Quoi qu’il en soit, il serait difficile d’imaginer des gros titres plus préjudiciables pour une organisation du droit à mourir. Un photographe du journal néerlandais et deux avocats de The Last Resort, qui avaient alerté les autorités du décès, sachant qu’une enquête serait nécessaire comme cela arrive toujours dans ces cas, ont également été arrêtés à proximité et détenus pendant 48 heures, soupçonnés de complicité de suicide. .
Mais près de six semaines plus tard, Florian Willet est toujours détenu à l’isolement dans la prison de Schaffhouse.
Une déclaration du procureur ne laisse également aucun espoir qu’il soit libéré prochainement.
“Je peux confirmer qu’une personne est toujours en détention en attendant son procès”, a déclaré Peter Sticher d’un ton menaçant.
Selon les juristes suisses, une détention aussi longue est inhabituelle si le seul crime faisant l’objet d’une enquête est “d’inciter ou d’aider quelqu’un à se suicider pour des raisons égoïstes”, ce qui serait difficile à prouver dans ces circonstances.
Le Dernier Recours, financé par des dons, des legs et une cotisation annuelle volontaire, ne perçoit aucun paiement pour l’utilisation du Sarco.
L’Américaine (rappelez-vous qu’elle a été la première à utiliser la machine) a séjourné dans un hôtel en Allemagne, où elle a donné une brève interview finale avant d’entreprendre le court voyage de l’autre côté de la frontière vers la Suisse. L’interview est parue dans De Volkskrant.
Florian Willet, 47 ans, est co-président de The Last Resort, les exploitants de la « capsule suicide » futuriste connue sous le nom de Sarco.
Nitschke a un bilan controversé. L’une de ses nombreuses « inventions » précédentes était l’Exit Bag, un sac en plastique qui créait un joint hermétique autour du cou pour étouffer les utilisateurs.

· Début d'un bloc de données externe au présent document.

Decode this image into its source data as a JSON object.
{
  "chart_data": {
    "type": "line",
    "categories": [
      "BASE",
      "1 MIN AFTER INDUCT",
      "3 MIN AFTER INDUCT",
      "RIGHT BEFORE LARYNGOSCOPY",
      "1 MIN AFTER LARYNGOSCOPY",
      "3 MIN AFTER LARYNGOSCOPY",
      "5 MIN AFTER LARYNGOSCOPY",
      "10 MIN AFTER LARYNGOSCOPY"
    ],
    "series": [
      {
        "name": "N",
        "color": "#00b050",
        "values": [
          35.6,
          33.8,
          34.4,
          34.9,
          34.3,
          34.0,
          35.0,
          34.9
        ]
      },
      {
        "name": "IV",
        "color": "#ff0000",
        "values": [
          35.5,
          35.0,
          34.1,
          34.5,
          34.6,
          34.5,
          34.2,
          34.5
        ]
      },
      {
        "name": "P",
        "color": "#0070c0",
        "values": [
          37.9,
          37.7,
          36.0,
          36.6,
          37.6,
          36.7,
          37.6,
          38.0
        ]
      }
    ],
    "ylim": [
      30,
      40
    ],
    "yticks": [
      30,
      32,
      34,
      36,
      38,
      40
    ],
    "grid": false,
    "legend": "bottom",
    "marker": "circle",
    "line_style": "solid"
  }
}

Il a déclaré qu’il souffrait de “maux de tête si invalidants” que certains jours, il pouvait à peine bouger ou aller aux toilettes. Ses enfants, qui ne l’ont pas accompagnée en Suisse, ont soutenu sa décision “à cent pour cent”, a-t-elle déclaré.
Il avait déjà tenté d’organiser sa mort avec Pegasos, un autre groupe suisse de défense du droit à mourir, mais préparer tous les documents nécessaires prenait “très beaucoup de temps” et les “longues périodes d’attente étaient très frustrantes”.
Concernant sa mort imminente, il a prédit : “Je pense que ça va être incroyable”, soulignant que de cette façon, il ne sera pas nécessaire d’impliquer un médecin. Il a ajouté : « Je ne vois pas pourquoi cela ne fonctionnerait pas. »
“Scientifiquement, cela a du sens… l’expérience a été merveilleuse, facile et moins traumatisante que ce à quoi je m’attendais.” “Cela a été une expérience formidable.”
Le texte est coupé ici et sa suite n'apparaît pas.